パチンコ店店長は当時月給4、50万円だったが、赤字を出した場合は自分で補填しなければならなかった。朝鮮大学校でスカウトした総連職員は、例年15名のうち12、3名がパチンコ店経営に回された。

 

(当時の)パチンコ屋は通常地元の暴力団とつながっているが、朝鮮総連系には寄り付かなかった。チンピラなどがやってきた場合は店長が体を張って追い出した。また警察がロムの点検をしにくるので、その場合も屈強な男たちを呼んでロムいじり発覚を防いだ。

 

大韓航空機爆破事件金賢姫北朝鮮工作員であると報道されると、朝鮮総連は「韓国の謀略だ」と反論した。

www.bbc.com

 

著者は1980年代中盤から、朝鮮総連北朝鮮に疑いを抱き始めたという。朝鮮総連と在日は北朝鮮のために寄付や投資をおこなったが、それに対する見返りはまったくなかった。

 

どれほど投資しても、あの国の経済が立ち直る兆しはいっこうに見えなかった。経済とは現実そのものである。どれほど高い理想を掲げようと、経済がダメだということはあの国の現実がダメだということだ。

祖国の未来は、どう贔屓目に見ても明るくなかった。

 

このままでは共倒れになってしまう……。

 

産業:

在日朝鮮人が好んできた産業は、日本人がやりたがらない業種、現金収入が得られる業種が多かった。

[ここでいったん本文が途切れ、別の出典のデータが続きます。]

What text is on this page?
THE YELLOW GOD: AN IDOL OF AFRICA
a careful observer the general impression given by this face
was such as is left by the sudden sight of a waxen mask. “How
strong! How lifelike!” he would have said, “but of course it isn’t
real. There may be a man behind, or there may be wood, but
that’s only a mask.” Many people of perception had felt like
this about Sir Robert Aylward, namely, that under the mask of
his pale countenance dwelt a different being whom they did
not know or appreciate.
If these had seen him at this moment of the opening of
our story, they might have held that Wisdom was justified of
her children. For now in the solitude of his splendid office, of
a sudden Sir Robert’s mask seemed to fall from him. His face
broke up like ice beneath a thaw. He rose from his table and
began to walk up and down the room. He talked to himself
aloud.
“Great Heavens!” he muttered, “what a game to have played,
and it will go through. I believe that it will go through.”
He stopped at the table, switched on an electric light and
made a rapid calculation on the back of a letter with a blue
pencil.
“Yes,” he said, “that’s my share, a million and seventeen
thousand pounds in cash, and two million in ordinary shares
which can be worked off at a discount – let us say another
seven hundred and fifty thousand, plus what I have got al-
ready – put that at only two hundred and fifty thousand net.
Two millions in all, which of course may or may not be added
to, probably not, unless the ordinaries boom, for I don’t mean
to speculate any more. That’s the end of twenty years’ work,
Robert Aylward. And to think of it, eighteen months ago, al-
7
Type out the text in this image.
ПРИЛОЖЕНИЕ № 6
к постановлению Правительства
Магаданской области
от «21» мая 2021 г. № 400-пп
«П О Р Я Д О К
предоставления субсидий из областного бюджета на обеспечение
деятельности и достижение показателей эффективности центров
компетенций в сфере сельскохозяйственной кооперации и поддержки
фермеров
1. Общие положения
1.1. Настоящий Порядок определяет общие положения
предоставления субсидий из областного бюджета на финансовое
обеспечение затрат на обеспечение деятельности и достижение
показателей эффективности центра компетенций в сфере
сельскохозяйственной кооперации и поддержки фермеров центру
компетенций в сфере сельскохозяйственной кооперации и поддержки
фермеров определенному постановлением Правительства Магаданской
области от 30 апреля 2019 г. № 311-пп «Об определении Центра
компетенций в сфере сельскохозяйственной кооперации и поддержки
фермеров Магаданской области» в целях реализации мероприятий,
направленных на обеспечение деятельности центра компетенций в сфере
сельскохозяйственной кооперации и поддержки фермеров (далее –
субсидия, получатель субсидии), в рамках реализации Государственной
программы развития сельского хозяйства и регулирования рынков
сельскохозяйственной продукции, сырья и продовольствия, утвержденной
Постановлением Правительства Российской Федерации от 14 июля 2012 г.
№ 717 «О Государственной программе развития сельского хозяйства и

  • パチンコ屋・焼き肉店:ホルモンや上等肉をつけたれで焼く形式は朝鮮式を在日が改良発展させたものである。
  • 消費者金融
  • 産廃:規制強化で現在は縮小している
  • 風俗店
  • 地上げ

 

地権者に税金のかからない裏金を渡すことができるのは裏社会だけだった。このため朝鮮総連は積極的な地上げビジネスを行った。

 

在日朝鮮人の祖国訪問事業は、本国の家族に会いたい在日から金を集めるためにはじめられた。

2、300万円だと喫茶店で1時間程度の面談、本国の家族の家を訪問するには1000万円以上要求された。

 

財政局員は商談や交渉のために高級クラブや料亭を使ったが、やがて日常的に入りびたるようになった。こうした蕩尽は地方にも伝播し、総連全体を腐敗させた。

許宗萬が議長に無断で総連の所有する物件を担保に金を調達したため、内部で問題になり、またAERA紙からもかぎつけられた。

 

著者は財政局を牛耳る責任副議長許宗萬と対立し、最終的に総連を追い出された。

 

朝鮮銀行の破たんにあたり、政府は公的救済をおこなおうとしていた。しかし著者の内部告発がスキャンダルとなったことで税金投入は中止された。

それまで噂にすぎなかった総連から本国への送金疑惑は事実であり、総連は船や工作船などで数百億円の現金を北朝鮮に移送してきたことが明らかになった。